WA Premier Roger Cook and the NRL have smoked the peace pipe. Picture: Jason Edwards/NewsWire
The NRL has also called for a $200-million plus redevelopment of HBF Park in a bid to turn the ground into Perth’s version of Sydney’s CommBank Stadium, home of the Parramatta Eels.
WA premier Roger Cook recently lashed the NRL and accused the code of taking the state for granted.

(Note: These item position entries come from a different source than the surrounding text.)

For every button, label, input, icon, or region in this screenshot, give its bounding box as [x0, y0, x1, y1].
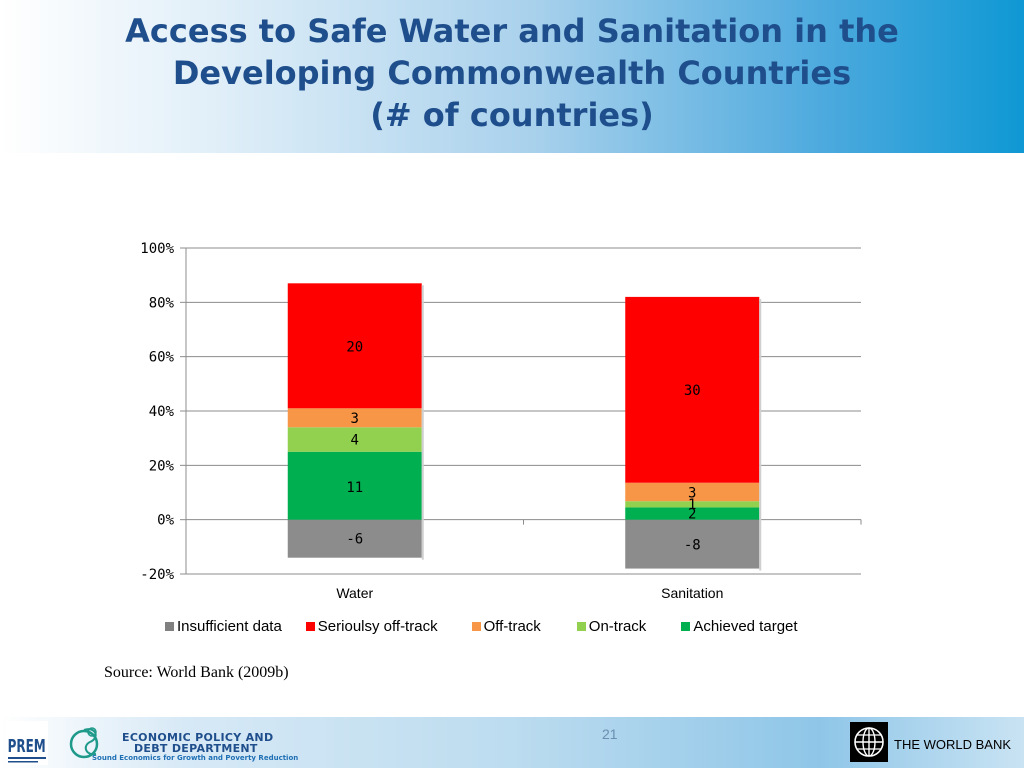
data-label: 3 — [351, 411, 359, 427]
chart-legend: Insufficient data Serioulsy off-track Off-… — [165, 616, 798, 636]
bar-segment-on-track-water — [287, 427, 422, 452]
legend-label: Achieved target — [693, 617, 798, 635]
legend-label: Off-track — [483, 617, 541, 635]
slide-title-line1: Access to Safe Water and Sanitation in t… — [125, 12, 899, 50]
legend-swatch — [681, 621, 691, 631]
y-tick-label: 40% — [149, 404, 175, 420]
legend-swatch — [165, 621, 174, 631]
y-tick-label: 60% — [149, 350, 175, 366]
world-bank-label: THE WORLD BANK — [894, 737, 1012, 752]
title-banner: Access to Safe Water and Sanitation in t… — [0, 0, 1024, 153]
data-label: 4 — [351, 433, 359, 449]
data-label: 2 — [688, 506, 696, 522]
legend-swatch — [305, 621, 315, 631]
bar-segment-serioulsy-off-track-water — [287, 283, 422, 409]
source-note: Source: World Bank (2009b) — [104, 664, 289, 681]
slide-title-line3: (# of countries) — [370, 96, 654, 134]
dept-tagline: Sound Economics for Growth and Poverty R… — [92, 754, 299, 762]
x-category-label: Sanitation — [661, 585, 723, 600]
bar-segment-on-track-sanitation — [625, 501, 760, 508]
x-category-label: Water — [336, 585, 373, 600]
legend-item: Off-track — [471, 617, 541, 635]
bar-segment-insufficient-data-sanitation — [625, 519, 760, 569]
legend-swatch — [576, 621, 586, 631]
bar-segment-off-track-water — [287, 408, 422, 428]
dept-name-line2: DEBT DEPARTMENT — [134, 742, 258, 755]
bar-shadow — [759, 298, 762, 571]
page-number: 21 — [602, 726, 618, 742]
legend-item: On-track — [576, 617, 647, 635]
prem-logo-icon: PREM — [6, 721, 48, 765]
svg-text:PREM: PREM — [8, 736, 46, 757]
data-label: 11 — [346, 480, 363, 496]
y-tick-label: -20% — [140, 567, 174, 583]
y-tick-label: 20% — [149, 458, 175, 474]
bar-segment-achieved-target-sanitation — [625, 507, 760, 520]
data-label: 1 — [688, 497, 696, 513]
legend-swatch — [471, 621, 481, 631]
data-label: 20 — [346, 339, 363, 355]
bar-shadow — [421, 285, 424, 560]
y-tick-label: 0% — [157, 513, 174, 529]
legend-label: Insufficient data — [177, 617, 282, 635]
stacked-bar-chart: -20%0%20%40%60%80%100%-6114320Water-8213… — [140, 241, 862, 600]
legend-label: On-track — [588, 617, 647, 635]
data-label: -6 — [346, 532, 363, 548]
data-label: 30 — [684, 383, 701, 399]
legend-item: Achieved target — [681, 617, 798, 635]
bar-segment-off-track-sanitation — [625, 482, 760, 502]
bar-segment-achieved-target-water — [287, 451, 422, 520]
y-tick-label: 80% — [149, 295, 175, 311]
legend-item: Insufficient data — [165, 618, 282, 635]
data-label: -8 — [684, 538, 701, 554]
y-tick-label: 100% — [140, 241, 174, 257]
data-label: 3 — [688, 486, 696, 502]
legend-label: Serioulsy off-track — [317, 617, 438, 635]
legend-item: Serioulsy off-track — [305, 617, 438, 635]
slide-title: Access to Safe Water and Sanitation in t… — [0, 10, 1024, 136]
dept-name-line1: ECONOMIC POLICY AND — [122, 731, 274, 744]
bar-segment-insufficient-data-water — [287, 519, 422, 558]
footer-bar: PREM ECONOMIC POLICY AND DEBT DEPARTMENT… — [0, 717, 1024, 768]
world-bank-logo-icon — [850, 722, 888, 762]
bar-segment-serioulsy-off-track-sanitation — [625, 296, 760, 483]
epdd-logo-icon — [69, 727, 99, 759]
slide-title-line2: Developing Commonwealth Countries — [172, 54, 852, 92]
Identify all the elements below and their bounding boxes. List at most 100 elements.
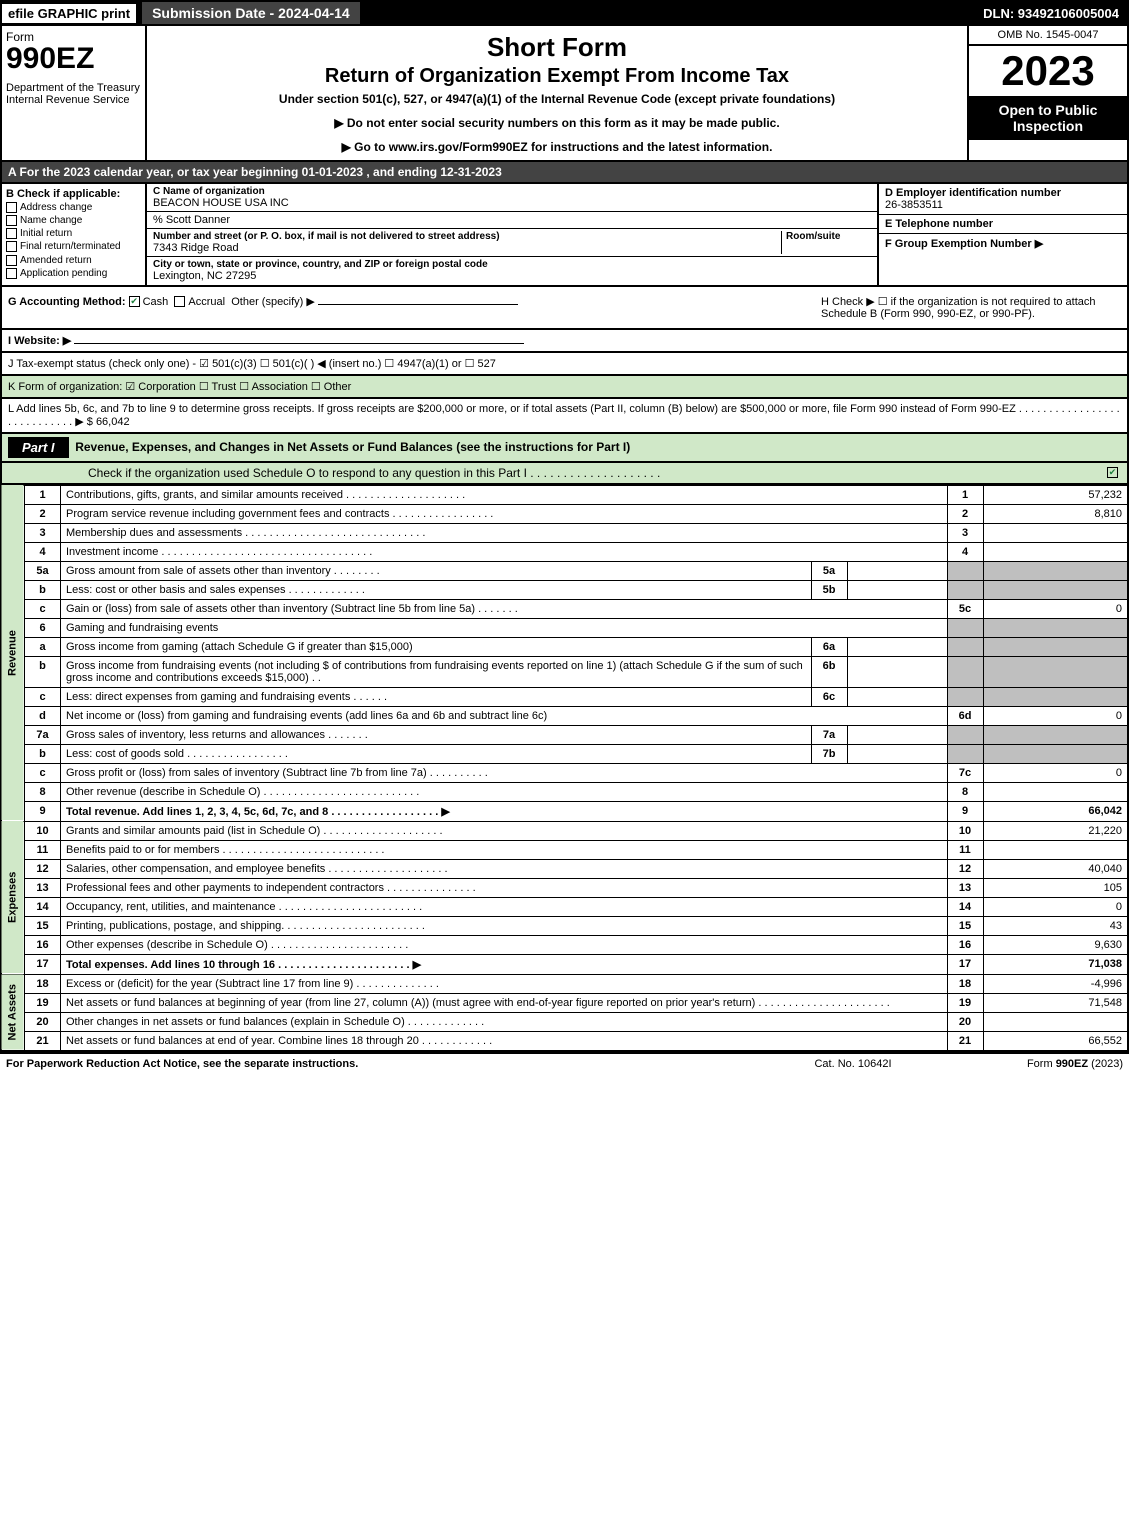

But Cook has come to the party with a $50m improved offer, convincing the ARLC to ratify the Perth bid subject to the imprimatur from NRL clubs.
The NRL are set to celebrate a 19-team league, with Papua New Guinea to enter in 2028, giving the code extra bargaining power as V’landys prepares to sit down for TV rights talks.
V’landys said a fortnight ago the Perth bid was not officially dead despite fears the Western Bears had collapsed.
“We aren’t taking Perth for granted at all,” he said.
“I have always said the business case has to stack up and if it doesn’t stack up, I can’t take it forward.
“I’m not trying to be disrespectful to them. I am just trying to validate a business that I can take to the clubs, so that they can see there is a good business case in making this decision.”
Now the business case stacks up, clearing the path for the return of the mighty Bears to the NRL in 2027.